Run from the root of this repo:
```shell
vespa deploy --wait 300 vespa
```
If you used the above docker command to expose the 19050
port then you can monitor the Cluster status on this page:
http://127.0.0.1:19050/clustercontroller-status/v1/llm

#### Stopping Vespa

To kill (and delete all data from) the Vespa cluster just:
```shell
docker rm -f vespa
```

## Usage

The examples below are using bash scripts to start the
applications as the "normal" way of building a spring-boot application,
with the `spring-boot-maven-plugin` plugin, does not allow you
to have multiple applications.
So I'm using the `maven-assembly-plugin` to build a distribution with start scripts.

NOTE: The scripts have only been tested on Linux (Ubuntu 22.04) so your mileage might vary.
You can always start the applications in Intellij, if you use that.

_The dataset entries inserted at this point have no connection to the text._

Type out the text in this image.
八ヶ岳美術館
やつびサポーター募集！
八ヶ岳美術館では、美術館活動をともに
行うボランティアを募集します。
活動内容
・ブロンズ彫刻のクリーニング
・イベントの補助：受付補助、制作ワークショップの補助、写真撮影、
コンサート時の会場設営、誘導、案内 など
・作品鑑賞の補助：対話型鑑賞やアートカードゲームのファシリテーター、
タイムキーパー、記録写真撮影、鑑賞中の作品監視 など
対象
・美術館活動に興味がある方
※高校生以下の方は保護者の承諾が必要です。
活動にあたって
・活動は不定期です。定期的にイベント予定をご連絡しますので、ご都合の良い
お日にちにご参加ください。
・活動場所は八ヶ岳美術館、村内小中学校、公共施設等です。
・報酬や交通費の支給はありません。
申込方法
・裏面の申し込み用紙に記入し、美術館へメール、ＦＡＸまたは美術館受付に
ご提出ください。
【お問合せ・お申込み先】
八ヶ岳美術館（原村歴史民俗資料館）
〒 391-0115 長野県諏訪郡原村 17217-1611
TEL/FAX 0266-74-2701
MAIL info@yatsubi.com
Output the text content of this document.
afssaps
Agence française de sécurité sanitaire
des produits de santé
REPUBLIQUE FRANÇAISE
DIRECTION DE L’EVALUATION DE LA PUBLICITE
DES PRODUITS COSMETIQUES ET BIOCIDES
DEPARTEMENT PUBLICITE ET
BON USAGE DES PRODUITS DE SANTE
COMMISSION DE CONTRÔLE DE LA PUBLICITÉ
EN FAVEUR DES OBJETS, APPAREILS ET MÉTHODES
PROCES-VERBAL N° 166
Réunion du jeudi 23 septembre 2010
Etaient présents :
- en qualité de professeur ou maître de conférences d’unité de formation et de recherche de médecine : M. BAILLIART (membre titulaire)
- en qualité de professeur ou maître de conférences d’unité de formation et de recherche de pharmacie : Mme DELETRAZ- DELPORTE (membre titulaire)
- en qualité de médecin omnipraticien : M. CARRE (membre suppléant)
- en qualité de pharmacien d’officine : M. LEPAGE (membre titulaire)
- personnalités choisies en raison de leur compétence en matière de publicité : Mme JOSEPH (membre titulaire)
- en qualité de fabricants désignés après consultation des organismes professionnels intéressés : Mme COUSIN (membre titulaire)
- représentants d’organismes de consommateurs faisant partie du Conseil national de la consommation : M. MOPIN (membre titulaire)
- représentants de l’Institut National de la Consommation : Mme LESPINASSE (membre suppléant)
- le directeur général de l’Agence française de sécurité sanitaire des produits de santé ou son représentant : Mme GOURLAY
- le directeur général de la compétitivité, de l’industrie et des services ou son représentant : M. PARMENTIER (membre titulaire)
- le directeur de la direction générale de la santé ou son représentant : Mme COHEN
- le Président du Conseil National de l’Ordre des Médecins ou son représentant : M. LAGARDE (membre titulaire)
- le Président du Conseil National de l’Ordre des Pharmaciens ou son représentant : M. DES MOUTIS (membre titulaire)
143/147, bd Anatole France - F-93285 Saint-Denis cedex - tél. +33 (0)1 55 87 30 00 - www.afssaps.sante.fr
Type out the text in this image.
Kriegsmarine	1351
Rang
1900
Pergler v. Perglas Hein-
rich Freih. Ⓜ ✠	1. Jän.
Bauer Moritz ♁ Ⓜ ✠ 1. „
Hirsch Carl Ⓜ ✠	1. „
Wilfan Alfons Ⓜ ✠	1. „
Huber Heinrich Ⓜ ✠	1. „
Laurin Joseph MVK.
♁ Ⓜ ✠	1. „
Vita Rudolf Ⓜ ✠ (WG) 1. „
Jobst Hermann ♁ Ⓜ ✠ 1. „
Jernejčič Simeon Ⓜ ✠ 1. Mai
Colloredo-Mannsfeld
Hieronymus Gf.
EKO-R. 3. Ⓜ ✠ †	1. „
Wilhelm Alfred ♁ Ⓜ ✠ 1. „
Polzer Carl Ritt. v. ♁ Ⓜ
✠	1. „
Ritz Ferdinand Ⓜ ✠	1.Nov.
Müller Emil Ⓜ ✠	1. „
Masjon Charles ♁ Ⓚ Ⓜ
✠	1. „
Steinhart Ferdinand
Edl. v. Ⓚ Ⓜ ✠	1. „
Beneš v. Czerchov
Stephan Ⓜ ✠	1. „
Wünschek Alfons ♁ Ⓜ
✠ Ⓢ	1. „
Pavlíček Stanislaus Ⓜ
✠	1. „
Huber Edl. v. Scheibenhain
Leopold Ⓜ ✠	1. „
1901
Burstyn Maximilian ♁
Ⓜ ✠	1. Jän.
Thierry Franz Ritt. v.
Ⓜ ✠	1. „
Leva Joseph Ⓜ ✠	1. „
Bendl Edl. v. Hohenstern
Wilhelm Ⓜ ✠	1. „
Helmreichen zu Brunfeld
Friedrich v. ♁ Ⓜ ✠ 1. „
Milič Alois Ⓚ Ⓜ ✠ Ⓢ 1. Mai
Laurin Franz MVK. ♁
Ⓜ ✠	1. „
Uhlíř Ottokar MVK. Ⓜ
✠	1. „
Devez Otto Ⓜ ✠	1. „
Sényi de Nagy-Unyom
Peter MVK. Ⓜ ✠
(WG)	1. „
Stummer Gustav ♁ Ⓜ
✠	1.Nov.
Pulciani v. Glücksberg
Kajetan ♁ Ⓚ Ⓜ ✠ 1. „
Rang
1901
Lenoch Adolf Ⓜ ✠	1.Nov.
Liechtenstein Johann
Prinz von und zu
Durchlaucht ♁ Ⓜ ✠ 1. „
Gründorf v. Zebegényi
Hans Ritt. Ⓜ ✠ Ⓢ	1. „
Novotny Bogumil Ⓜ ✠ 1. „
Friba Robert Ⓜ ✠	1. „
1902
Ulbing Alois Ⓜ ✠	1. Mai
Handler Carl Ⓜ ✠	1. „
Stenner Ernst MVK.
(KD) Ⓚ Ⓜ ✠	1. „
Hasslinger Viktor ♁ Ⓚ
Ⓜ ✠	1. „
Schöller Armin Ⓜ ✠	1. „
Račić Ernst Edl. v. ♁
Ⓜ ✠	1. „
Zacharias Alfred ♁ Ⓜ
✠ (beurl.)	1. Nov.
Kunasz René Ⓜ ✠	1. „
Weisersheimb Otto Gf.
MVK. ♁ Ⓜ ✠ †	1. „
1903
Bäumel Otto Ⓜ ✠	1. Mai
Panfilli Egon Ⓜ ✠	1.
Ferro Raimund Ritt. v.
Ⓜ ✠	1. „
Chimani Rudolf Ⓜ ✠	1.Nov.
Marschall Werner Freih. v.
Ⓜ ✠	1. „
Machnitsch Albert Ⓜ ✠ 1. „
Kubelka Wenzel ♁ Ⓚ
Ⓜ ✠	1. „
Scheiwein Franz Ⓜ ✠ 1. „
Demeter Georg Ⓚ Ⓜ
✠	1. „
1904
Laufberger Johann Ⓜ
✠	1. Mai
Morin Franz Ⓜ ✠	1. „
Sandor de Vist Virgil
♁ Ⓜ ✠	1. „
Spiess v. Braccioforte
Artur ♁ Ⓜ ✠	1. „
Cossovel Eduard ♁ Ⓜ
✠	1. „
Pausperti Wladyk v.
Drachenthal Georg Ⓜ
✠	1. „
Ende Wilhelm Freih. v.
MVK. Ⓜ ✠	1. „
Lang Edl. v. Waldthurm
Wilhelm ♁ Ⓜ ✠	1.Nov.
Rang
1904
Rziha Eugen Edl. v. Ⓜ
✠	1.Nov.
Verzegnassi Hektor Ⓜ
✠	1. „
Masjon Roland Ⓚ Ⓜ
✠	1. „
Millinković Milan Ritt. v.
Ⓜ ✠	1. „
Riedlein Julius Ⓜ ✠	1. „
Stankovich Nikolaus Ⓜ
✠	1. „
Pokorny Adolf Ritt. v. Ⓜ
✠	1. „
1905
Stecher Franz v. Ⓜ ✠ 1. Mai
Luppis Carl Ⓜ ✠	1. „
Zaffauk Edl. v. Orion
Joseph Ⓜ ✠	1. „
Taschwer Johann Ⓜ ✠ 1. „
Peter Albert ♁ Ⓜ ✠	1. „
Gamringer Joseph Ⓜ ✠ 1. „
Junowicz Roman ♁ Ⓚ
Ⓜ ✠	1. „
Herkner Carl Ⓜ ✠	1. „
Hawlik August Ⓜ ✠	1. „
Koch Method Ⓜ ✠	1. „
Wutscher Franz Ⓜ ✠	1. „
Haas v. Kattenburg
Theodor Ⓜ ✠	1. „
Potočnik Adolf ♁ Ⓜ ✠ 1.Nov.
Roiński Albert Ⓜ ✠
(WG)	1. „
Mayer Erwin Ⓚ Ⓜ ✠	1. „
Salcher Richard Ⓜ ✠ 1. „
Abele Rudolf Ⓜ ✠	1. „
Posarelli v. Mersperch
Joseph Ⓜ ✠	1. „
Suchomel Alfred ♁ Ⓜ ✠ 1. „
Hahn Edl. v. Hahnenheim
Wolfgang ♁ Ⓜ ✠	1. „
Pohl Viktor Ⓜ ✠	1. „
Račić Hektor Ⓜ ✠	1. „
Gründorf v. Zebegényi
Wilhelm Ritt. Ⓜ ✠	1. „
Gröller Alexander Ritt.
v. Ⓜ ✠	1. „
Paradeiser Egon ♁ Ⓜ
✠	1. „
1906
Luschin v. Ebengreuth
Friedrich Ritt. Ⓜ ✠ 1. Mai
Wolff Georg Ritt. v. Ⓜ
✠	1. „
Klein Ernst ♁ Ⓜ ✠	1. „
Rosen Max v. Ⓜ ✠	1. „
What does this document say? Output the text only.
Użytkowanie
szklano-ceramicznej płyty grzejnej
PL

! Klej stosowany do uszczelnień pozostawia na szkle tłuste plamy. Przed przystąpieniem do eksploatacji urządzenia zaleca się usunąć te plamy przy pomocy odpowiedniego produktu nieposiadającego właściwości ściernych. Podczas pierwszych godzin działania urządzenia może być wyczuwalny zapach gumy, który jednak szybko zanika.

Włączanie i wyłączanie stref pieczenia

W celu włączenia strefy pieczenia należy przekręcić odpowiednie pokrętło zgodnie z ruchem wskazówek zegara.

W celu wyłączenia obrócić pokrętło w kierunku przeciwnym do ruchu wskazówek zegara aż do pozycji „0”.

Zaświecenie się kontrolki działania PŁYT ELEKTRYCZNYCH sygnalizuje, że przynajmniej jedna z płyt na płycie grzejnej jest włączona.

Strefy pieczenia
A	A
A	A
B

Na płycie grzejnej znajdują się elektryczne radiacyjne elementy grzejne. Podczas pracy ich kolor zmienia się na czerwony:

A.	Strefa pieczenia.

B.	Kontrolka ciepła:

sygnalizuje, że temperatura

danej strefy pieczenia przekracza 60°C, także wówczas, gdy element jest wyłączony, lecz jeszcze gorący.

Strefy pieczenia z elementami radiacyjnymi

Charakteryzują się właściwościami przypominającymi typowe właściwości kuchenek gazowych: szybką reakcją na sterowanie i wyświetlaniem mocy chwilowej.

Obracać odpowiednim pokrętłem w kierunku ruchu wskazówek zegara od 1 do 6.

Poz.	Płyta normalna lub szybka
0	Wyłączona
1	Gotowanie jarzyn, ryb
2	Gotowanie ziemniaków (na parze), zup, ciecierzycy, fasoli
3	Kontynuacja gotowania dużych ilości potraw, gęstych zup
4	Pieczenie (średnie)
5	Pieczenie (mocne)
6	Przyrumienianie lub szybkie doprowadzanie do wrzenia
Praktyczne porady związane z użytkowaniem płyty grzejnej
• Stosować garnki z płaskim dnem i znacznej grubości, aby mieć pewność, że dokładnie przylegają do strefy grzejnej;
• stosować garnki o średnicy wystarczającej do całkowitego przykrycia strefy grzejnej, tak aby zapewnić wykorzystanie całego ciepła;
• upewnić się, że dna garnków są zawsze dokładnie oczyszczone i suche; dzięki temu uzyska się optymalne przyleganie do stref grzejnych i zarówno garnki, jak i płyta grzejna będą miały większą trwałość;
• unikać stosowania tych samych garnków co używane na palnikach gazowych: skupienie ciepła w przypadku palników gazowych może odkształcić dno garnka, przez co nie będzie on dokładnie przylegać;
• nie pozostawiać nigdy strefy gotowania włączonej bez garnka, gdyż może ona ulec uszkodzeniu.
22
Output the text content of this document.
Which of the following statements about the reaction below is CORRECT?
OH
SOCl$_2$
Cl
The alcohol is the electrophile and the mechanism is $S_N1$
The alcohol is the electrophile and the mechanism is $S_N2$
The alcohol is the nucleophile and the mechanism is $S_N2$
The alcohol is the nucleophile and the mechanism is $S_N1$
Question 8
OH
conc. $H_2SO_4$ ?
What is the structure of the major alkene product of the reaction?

### Populate Vespa with your favorite news

```shell
./target/spring-ai-vespa-embedding-sample-0.0.1-SNAPSHOT-assembly/bin/populate-vespa-cluster.sh \
http://www.svt.se/nyheter/rss.xml
```

### Start the RAG-Service

```shell
./target/spring-ai-vespa-embedding-sample-0.0.1-SNAPSHOT-assembly/bin/rag-service.sh
```

Once the service is up and running then you can ask a question:

```shell
curl localhost:8082/ask \
-H "Content-type: application/json" \
-d '{"question": "What are the top 5 news?"}'
```

## Configuration

### Vespa

If you need to change the vespa config please make sure that your
[vespa.yaml](src/main/resources/vespa.yaml) config aligns
with the [vespa schema](vespa/schemas/embeddings.sd) deployed

### Ollama

If you need to change the ollama config please make sure
your [application.properties](src/main/resources/application.properties)
align with your downloaded model (`ollama list`)

## Misc

The image above is created using [PlantUML](https://plantuml.com/command-line)
from the [spring-ai-vespa-embedding-sample.puml](spring-ai-vespa-embedding-sample.puml) file.